— Tout ce qu'il y a de certain ! Vous pensez ; c'est pas aux vieux singes qu'on apprend à faire la grimace, ajoute-t-il en faisant la grimace.
CHAPITRE XIV
N'ayant rien de mieux à faire avant le départ, je vais m'allonger sur mon plume. Béru est en plein ciel de gloire. Il ronfle comme le ciel des Champs-Elysées un matin de quatorze juillet. Par moments il descend en piqué au-dessus des toits, puis vite il redresse le palonnier et reprend de l'altitude.
Cette fois c'est le caoua qui m'empêche de pioncer. Que fait un homme à l'horizontale quand il ne roupille pas? Il fait l'amour ! Mais quand il ne dort ni n'aime? Eh bien il pense. Je pense donc.
Je pense à tous ces morts. Je pense à ce mystérieux Ledvise qui m'a l'air de tirer les ficelles, de loin ! Je pense que logiquement les vélos amenés au garage par les tueurs devraient être en Légérium 34. Le Tour de France est un monstrueux fourgon bigarré et tonitruant dans lequel on peut fourrer de la came clandestine. Sortir de France le produit d'un vol aussi fracassant sous les guirlandes et les vivats constituerait un exploit peu banal, admettez !
Malgré l'examen approfondi de Jeannot, j'espère que l'arrivée du fameux compteur Strougnbitz va me donner raison. Je le sens, je le sais, j'en suis certain d'avance. (Mince, un alexandrin !)
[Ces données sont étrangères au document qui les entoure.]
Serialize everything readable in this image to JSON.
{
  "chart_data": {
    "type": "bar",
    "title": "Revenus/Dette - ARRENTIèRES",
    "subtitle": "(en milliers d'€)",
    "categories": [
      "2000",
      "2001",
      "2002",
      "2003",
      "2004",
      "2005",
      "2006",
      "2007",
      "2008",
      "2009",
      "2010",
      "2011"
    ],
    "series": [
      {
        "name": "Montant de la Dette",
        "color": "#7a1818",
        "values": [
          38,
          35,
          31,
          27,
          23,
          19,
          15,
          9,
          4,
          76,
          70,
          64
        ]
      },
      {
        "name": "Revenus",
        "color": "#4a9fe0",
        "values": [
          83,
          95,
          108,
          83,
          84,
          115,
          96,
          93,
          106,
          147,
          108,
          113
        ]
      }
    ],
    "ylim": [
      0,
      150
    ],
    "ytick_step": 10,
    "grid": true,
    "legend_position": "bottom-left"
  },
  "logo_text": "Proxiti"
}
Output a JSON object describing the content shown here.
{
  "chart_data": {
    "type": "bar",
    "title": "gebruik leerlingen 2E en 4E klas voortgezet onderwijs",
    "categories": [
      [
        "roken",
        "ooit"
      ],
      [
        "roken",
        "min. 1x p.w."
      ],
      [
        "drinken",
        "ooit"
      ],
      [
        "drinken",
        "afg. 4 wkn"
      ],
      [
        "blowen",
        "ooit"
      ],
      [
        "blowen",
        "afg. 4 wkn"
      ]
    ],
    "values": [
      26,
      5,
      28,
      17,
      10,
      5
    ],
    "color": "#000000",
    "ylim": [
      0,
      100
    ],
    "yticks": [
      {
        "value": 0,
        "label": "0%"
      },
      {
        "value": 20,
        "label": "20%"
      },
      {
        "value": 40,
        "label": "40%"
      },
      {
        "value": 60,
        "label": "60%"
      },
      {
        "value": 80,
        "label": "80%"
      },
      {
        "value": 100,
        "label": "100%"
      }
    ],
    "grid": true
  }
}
Ça doit être fonnide tout de même ce Légérium 34. Plus costaud que l'acier et presque sans pesanteur ! Un avion de vingt mètres d'envergure pesant le poids d'un avion de papier ! Non, mais vous mordez les ressources? Naturellement
On tabasse à ma lourde. C'est Jeannot qui vient chercher son masseur afin de fourbir ses cracks. Le Gravos, ci-devant milliardaire en puissance, geint comme un nouveau-né. Il a du mal à faire surface après ses émotions de la nuit. Il remue toujours les lèvres et la langue avant de soulever les paupières car il a soif avant d'être réveillé. Ça fait un bruit de poissons déversés en vrac sur un étal de pierre. Un bruit mou, flasque et gluant. Un bruit d'eau-dans-les-bottes. Un bruit marécageux. Un bruit de pompe à merde asthmatique, poussive et saturée.
— Debout, paresseux ! tonne Méhunraillon. La journée va être terrible pour mes scouts. Va falloir leur administrer la grande séance, et pas pleurer le jus de muscle !
— On y va ! assure le Mastar en mettant pied à terre.
Sa chétive descente de Ut glisse sous son poids et la Béruche se retrouve avec le dargeot au sol avant de réaliser où il se trouve. Ses pieds s'agitent, attisant leur fumet. La Dnocne surcompressée lui pend sur les cuisses. Il se la gratte à deux mains en posant sur le monde retrouvé un regard pareil à du swing-gum trop mâché.
— Seize briques, soupire-t-il, déjà conscient, déjà harcelé par les vilains souvenirs.
— N'y pense plus, et va masser, massif masseur !
En grommelant il endosse son invraisemblable tenue. Puis, décrochant le téléphone, il demande qu'on lui serve son petit déjeuner dans la chambre du maillot jaune. Il exige, à la place du café-au-lait-complet, une bouteille de Côtes-du-Rhône, une omelette de six œufs, un saucisson à l'ail, un beau morceau de roquefort et des oignons blancs.
Dès qu'il a quitté la chambre je m'endors.
Et dès que je me suis endormi, la réception me réveille.
— Il y a là un monsieur qui arrive de Paris pour vous apporter une commission, m'informe le préposé.
J'aimerais bien solutionner cette histoire à Lausanne, moi. Si j'y parvenais je me payerais une chouette journée lézardeuse sur la rive suisse du Léman. J'adore le Vaudois. La vie y est restée potable, bonne à déguster. Je me paierais bien une petite Suissesse ; pas du tout dans le style Valérie, non, mais au contraire une gamine peu compliquée, aimant qu'on lui parle d'amour en termes choisis et qu'on le lui fasse simplement. Une blonde, ou bien une châtain clair de préférence, avec des yeux admiratifs et une bouche qui ne s'ouvre pas pour déconner, mais pour héberger.
J'accomplis quelques flexions de jambes, je me passe un peu d'eau fraîche sur le museau et je dégringole afin de réceptionner le fameux compteur Strougnbitz.